New Mexico (4.23.20)
As Governor, I hereby direct and order as follows:
- In processing or responding to WC claims, I direct all state executive agencies to employ a presumption that certain agency employees and eligible volunteers who contracted COVID-19 suffered a compensable occupational disease under existing law.
- The presumption should be applied to all agency employees and eligible volunteers who contract COVID-19 within two weeks of providing direct assistance or care to COVID-19 patients, or within two weeks of working in any capacity inside a facility that provides direct assistance, care or housing to COVID-19 patients.
- Some examples of employees who should be afforded this presumption include but are not limited to EMT’s and other first responders, volunteer and paid medical personnel, administrative and custodial staff at COVID-19 specific care centers and law enforcement officers.
North Dakota - Exec Order 2020-12 (3.13.20)
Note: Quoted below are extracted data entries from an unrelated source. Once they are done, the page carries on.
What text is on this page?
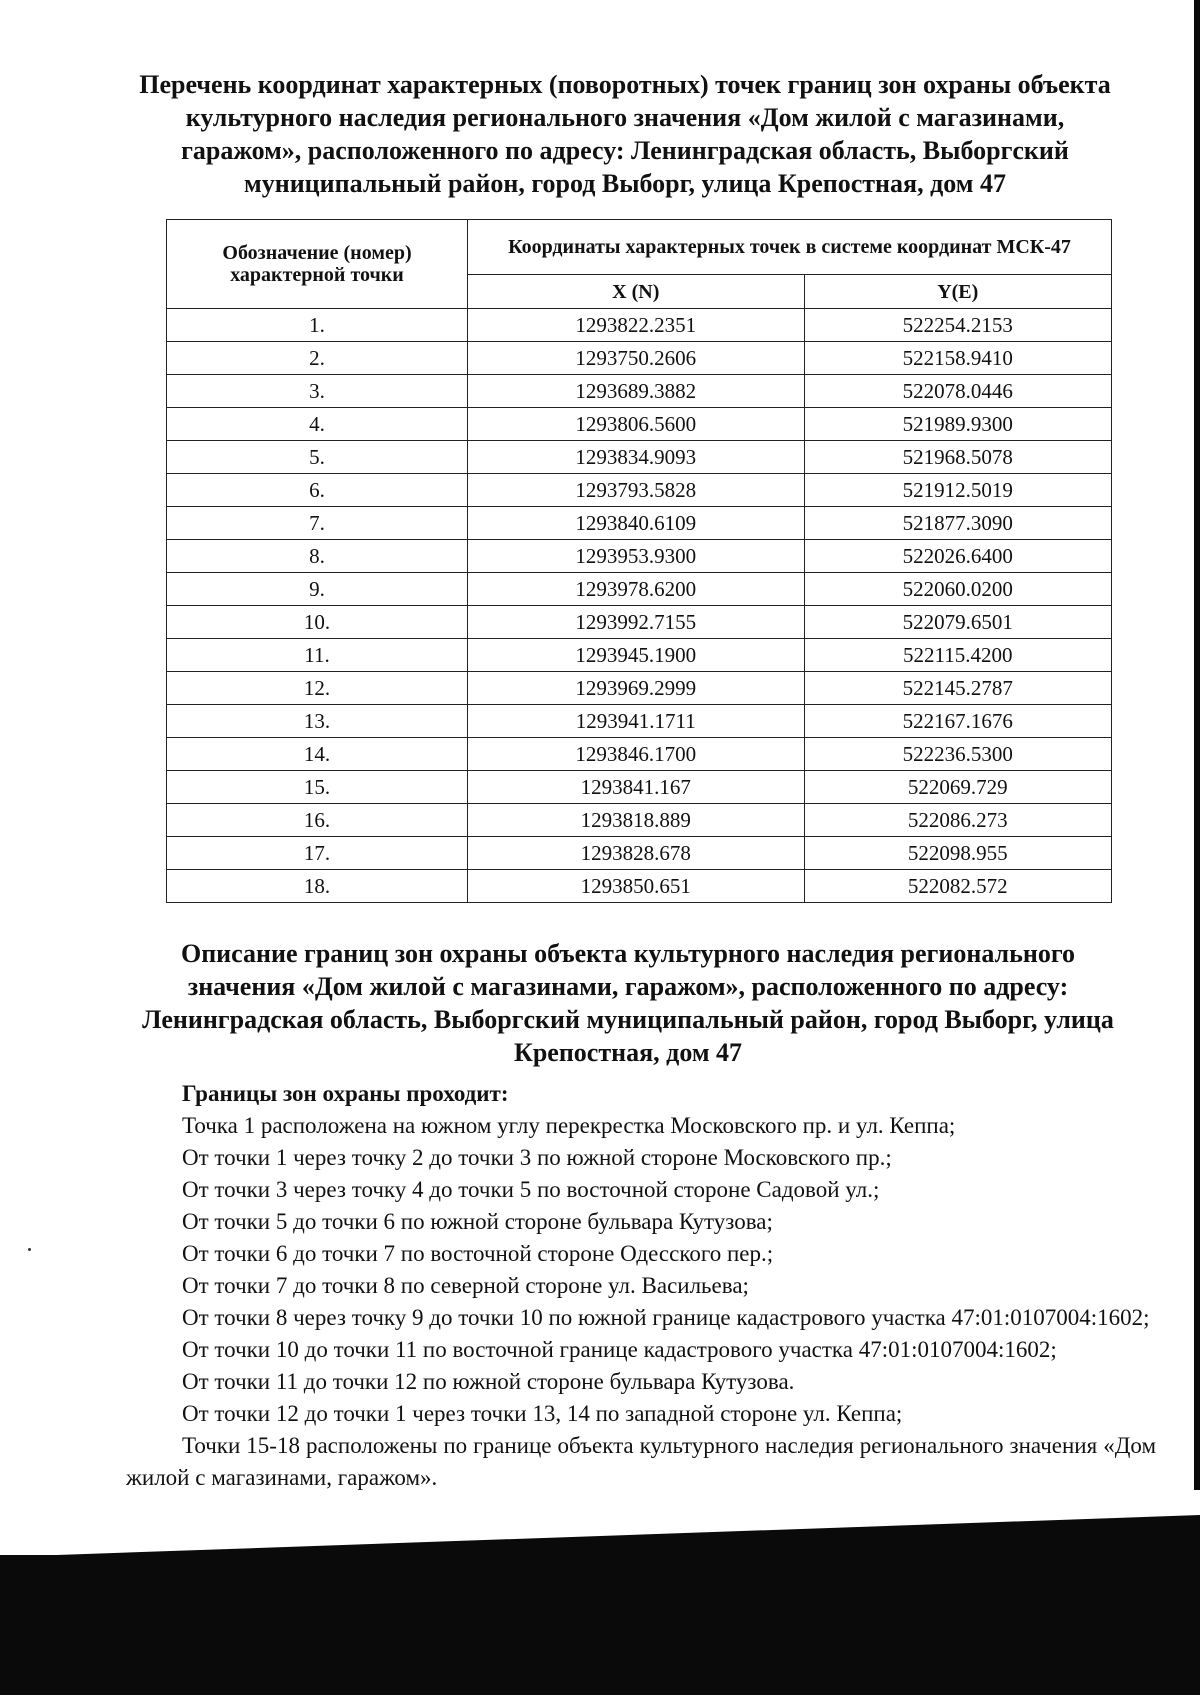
Перечень координат характерных (поворотных) точек границ зон охраны объекта культурного наследия регионального значения «Дом жилой с магазинами, гаражом», расположенного по адресу: Ленинградская область, Выборгский муниципальный район, город Выборг, улица Крепостная, дом 47
Обозначение (номер) характерной точки	Координаты характерных точек в системе координат МСК-47	
	X (N)	Y(E)
1.	1293822.2351	522254.2153
2.	1293750.2606	522158.9410
3.	1293689.3882	522078.0446
4.	1293806.5600	521989.9300
5.	1293834.9093	521968.5078
6.	1293793.5828	521912.5019
7.	1293840.6109	521877.3090
8.	1293953.9300	522026.6400
9.	1293978.6200	522060.0200
10.	1293992.7155	522079.6501
11.	1293945.1900	522115.4200
12.	1293969.2999	522145.2787
13.	1293941.1711	522167.1676
14.	1293846.1700	522236.5300
15.	1293841.167	522069.729
16.	1293818.889	522086.273
17.	1293828.678	522098.955
18.	1293850.651	522082.572
Описание границ зон охраны объекта культурного наследия регионального значения «Дом жилой с магазинами, гаражом», расположенного по адресу: Ленинградская область, Выборгский муниципальный район, город Выборг, улица Крепостная, дом 47

Границы зон охраны проходит:

Точка 1 расположена на южном углу перекрестка Московского пр. и ул. Кеппа;

От точки 1 через точку 2 до точки 3 по южной стороне Московского пр.;

От точки 3 через точку 4 до точки 5 по восточной стороне Садовой ул.;

От точки 5 до точки 6 по южной стороне бульвара Кутузова;

От точки 6 до точки 7 по восточной стороне Одесского пер.;

От точки 7 до точки 8 по северной стороне ул. Васильева;

От точки 8 через точку 9 до точки 10 по южной границе кадастрового участка 47:01:0107004:1602;

От точки 10 до точки 11 по восточной границе кадастрового участка 47:01:0107004:1602;

От точки 11 до точки 12 по южной стороне бульвара Кутузова.

От точки 12 до точки 1 через точки 13, 14 по западной стороне ул. Кеппа;

Точки 15-18 расположены по границе объекта культурного наследия регионального значения «Дом жилой с магазинами, гаражом».
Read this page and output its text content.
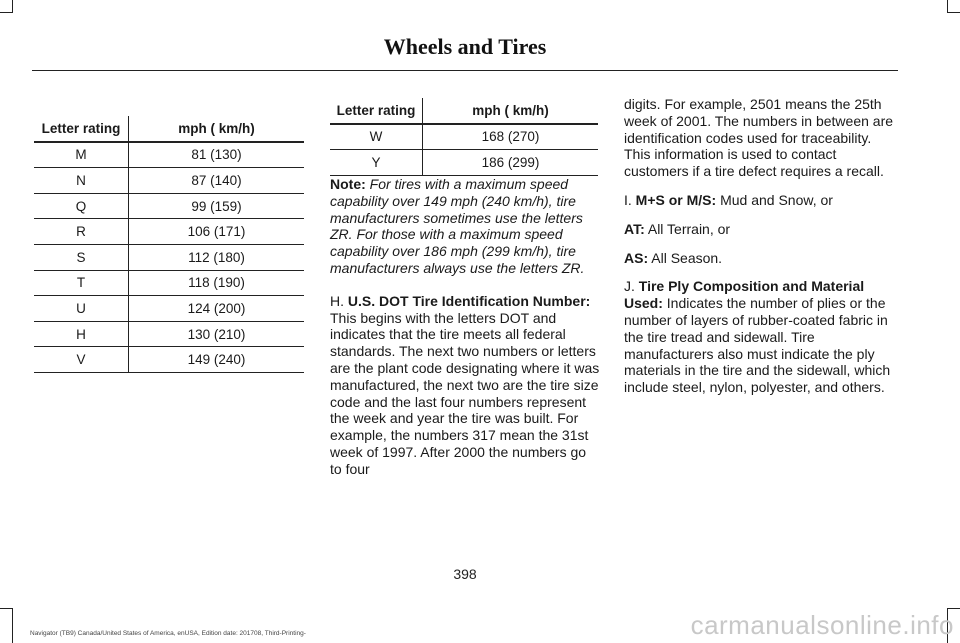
Wheels and Tires
Letter rating	mph ( km/h)
M	81 (130)
N	87 (140)
Q	99 (159)
R	106 (171)
S	112 (180)
T	118 (190)
U	124 (200)
H	130 (210)
V	149 (240)
Letter rating	mph ( km/h)
W	168 (270)
Y	186 (299)

Note: For tires with a maximum speed capability over 149 mph (240 km/h), tire manufacturers sometimes use the letters ZR. For those with a maximum speed capability over 186 mph (299 km/h), tire manufacturers always use the letters ZR.

H. U.S. DOT Tire Identification Number: This begins with the letters DOT and indicates that the tire meets all federal standards. The next two numbers or letters are the plant code designating where it was manufactured, the next two are the tire size code and the last four numbers represent the week and year the tire was built. For example, the numbers 317 mean the 31st week of 1997. After 2000 the numbers go to four

digits. For example, 2501 means the 25th week of 2001. The numbers in between are identification codes used for traceability. This information is used to contact customers if a tire defect requires a recall.

I. M+S or M/S: Mud and Snow, or

AT: All Terrain, or

AS: All Season.

J. Tire Ply Composition and Material Used: Indicates the number of plies or the number of layers of rubber-coated fabric in the tire tread and sidewall. Tire manufacturers also must indicate the ply materials in the tire and the sidewall, which include steel, nylon, polyester, and others.

398
Navigator (TB9) Canada/United States of America, enUSA, Edition date: 201708, Third-Printing-	carmanualsonline.info
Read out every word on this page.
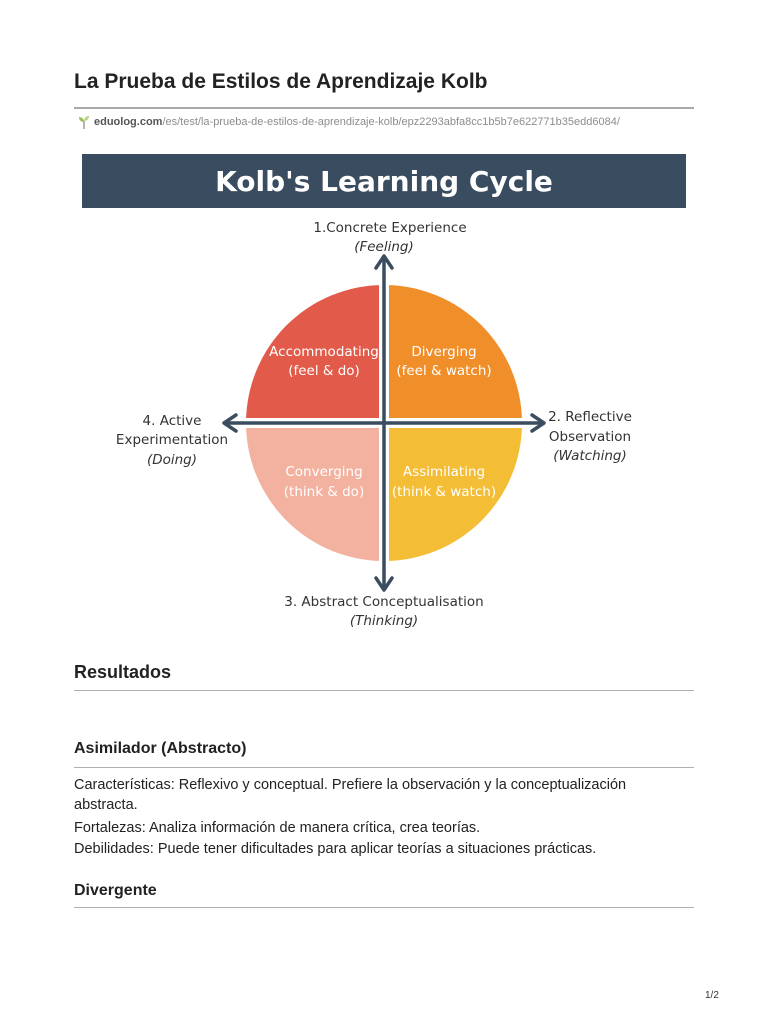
La Prueba de Estilos de Aprendizaje Kolb
eduolog.com/es/test/la-prueba-de-estilos-de-aprendizaje-kolb/epz2293abfa8cc1b5b7e622771b35edd6084/
Kolb's Learning Cycle
Accommodating
(feel & do)
Diverging
(feel & watch)
Converging
(think & do)
Assimilating
(think & watch)
1.Concrete Experience
(Feeling)
3. Abstract Conceptualisation
(Thinking)
4. Active
Experimentation
(Doing)
2. Reflective
Observation
(Watching)
Resultados
Asimilador (Abstracto)

Características: Reflexivo y conceptual. Prefiere la observación y la conceptualización abstracta.

Fortalezas: Analiza información de manera crítica, crea teorías.

Debilidades: Puede tener dificultades para aplicar teorías a situaciones prácticas.

Divergente
1/2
First Responders health care workers and all occupations included under NDCC 65-01-02 (11)(b)(1) who are exposed to COVID 19 in the course of employment may file for workers compensation coverage and may be eligible for up to fourteen days of wage replacement and medical coverage if quarantined.
|WC Agency Bulletin regarding existing exposure requirements|
All Regulated Entities are reminded that section 440.09, Florida Statutes, requires an employer to provide workers’ compensation coverage if the employee suffers a compensable injury arising out of work performed in the course and scope of employment. First responders, health care workers, and others that contract COVID-19 due to work-related exposure would be eligible for workers’ compensation benefits under Florida law. Insurers licensed to provide workers’ compensation coverage in Florida are reminded of this statutory requirement, which must be applied on a non-discriminatory basis. The OIR expects workers’ compensation insurers to comply with all of the provisions of Florida’s Workers’ Compensation Law and will take appropriate action in the event of non-compliance.